İcra takibi, borcunu ödemeyen bir kişiye karşı başlatılan yasal bir süreçtir. Alacaklı kişi, icra müdürlüğüne başvurarak borçluya karşı icra takibi başlatabilir. İcra takibi ilamlı (mahkeme kararı ile) veya ilamsız (mahkeme kararı olmaksızın) olarak yapılabilir. İcra müdürlüğüne başvuru sırasında borç miktarı, borcun sebebi ve borçlunun bilgileri talep edilir. Borçluya tebliğ edilen ödeme emrinden sonra borçlu, borcunu 7 gün içinde ödeyebilir ya da itiraz edebilir. İtiraz olmaması durumunda, icra müdürlüğü borçlunun malvarlığına haciz işlemi başlatabilir.

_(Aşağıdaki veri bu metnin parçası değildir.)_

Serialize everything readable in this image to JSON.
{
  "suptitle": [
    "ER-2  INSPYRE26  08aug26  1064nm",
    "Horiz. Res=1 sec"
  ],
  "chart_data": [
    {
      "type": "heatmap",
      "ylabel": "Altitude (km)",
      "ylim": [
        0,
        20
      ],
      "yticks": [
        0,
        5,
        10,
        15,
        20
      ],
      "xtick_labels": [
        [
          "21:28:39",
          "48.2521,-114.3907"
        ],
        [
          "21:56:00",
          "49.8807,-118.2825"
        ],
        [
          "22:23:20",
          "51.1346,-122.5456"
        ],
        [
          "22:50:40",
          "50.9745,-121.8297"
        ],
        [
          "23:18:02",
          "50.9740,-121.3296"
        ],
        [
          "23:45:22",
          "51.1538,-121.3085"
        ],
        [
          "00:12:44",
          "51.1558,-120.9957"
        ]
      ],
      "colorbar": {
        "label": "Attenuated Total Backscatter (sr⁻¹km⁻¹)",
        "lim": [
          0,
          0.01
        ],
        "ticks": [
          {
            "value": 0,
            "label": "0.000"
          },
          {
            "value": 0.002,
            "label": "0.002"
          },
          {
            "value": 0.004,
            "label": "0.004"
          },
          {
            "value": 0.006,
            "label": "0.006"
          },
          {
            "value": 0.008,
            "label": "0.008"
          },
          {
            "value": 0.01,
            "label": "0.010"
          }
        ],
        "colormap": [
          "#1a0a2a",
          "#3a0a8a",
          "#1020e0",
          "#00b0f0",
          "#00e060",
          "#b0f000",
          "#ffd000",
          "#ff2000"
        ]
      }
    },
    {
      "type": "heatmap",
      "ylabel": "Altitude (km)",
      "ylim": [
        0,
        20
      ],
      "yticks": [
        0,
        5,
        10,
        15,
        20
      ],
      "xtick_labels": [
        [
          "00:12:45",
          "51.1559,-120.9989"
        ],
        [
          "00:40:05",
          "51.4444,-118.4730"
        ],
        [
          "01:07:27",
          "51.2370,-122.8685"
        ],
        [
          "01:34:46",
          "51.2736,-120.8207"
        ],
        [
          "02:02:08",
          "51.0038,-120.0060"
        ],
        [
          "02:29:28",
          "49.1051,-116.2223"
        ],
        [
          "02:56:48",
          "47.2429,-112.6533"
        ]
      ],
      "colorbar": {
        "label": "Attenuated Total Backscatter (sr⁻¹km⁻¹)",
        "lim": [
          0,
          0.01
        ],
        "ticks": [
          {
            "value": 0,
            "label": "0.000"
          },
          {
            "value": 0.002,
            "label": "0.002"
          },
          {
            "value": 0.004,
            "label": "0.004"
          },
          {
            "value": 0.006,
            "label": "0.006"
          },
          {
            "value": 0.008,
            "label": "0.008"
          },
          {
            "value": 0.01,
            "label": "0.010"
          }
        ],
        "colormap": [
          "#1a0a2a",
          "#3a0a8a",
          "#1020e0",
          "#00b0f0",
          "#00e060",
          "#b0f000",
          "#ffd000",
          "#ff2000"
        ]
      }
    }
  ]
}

İş kazaları, işverenin gerekli iş güvenliği önlemlerini almaması veya işçinin kaza geçirmesi sonucu ortaya çıkabilir. İş kazası geçiren işçi, hem maddi hem de manevi tazminat talebinde bulunabilir. Maddi tazminat, işçinin kazanç kaybını, tedavi giderlerini ve çalışma gücündeki azalmayı kapsarken, manevi tazminat işçinin yaşadığı psikolojik zararlar için talep edilir. Tazminat talep edebilmek için iş kazasının, işyeri sınırları içinde ya da işyeri faaliyetleri sırasında meydana gelmiş olması gerekir. İşçi, iş kazasını bildirmekle yükümlüdür ve tazminat davası için zaman aşımı süresi genel olarak kazadan itibaren 10 yıldır.

Türk Medeni Kanunu’na göre, miras paylaşımında yasal mirasçılar, miras bırakanın altsoyu (çocuklar, torunlar) ve eşi öncelikli hak sahipleridir. Miras bırakanın çocukları eşit haklara sahiptir, ancak eş mirasın dörtte biri üzerinde hak sahibidir. Eğer miras bırakanın çocukları yoksa, miras bırakanın anne ve babası mirasa ortak olur. Miras paylaşımı, vasiyetname varsa bu vasiyetin hükümleri doğrultusunda yapılır. Vasiyetnamenin bulunmadığı hallerde ise yasal mirasçılar arasında eşit şekilde paylaştırılır. Mirasçılar arasında anlaşmazlık olması durumunda miras paylaşımı mahkeme kararıyla belirlenir.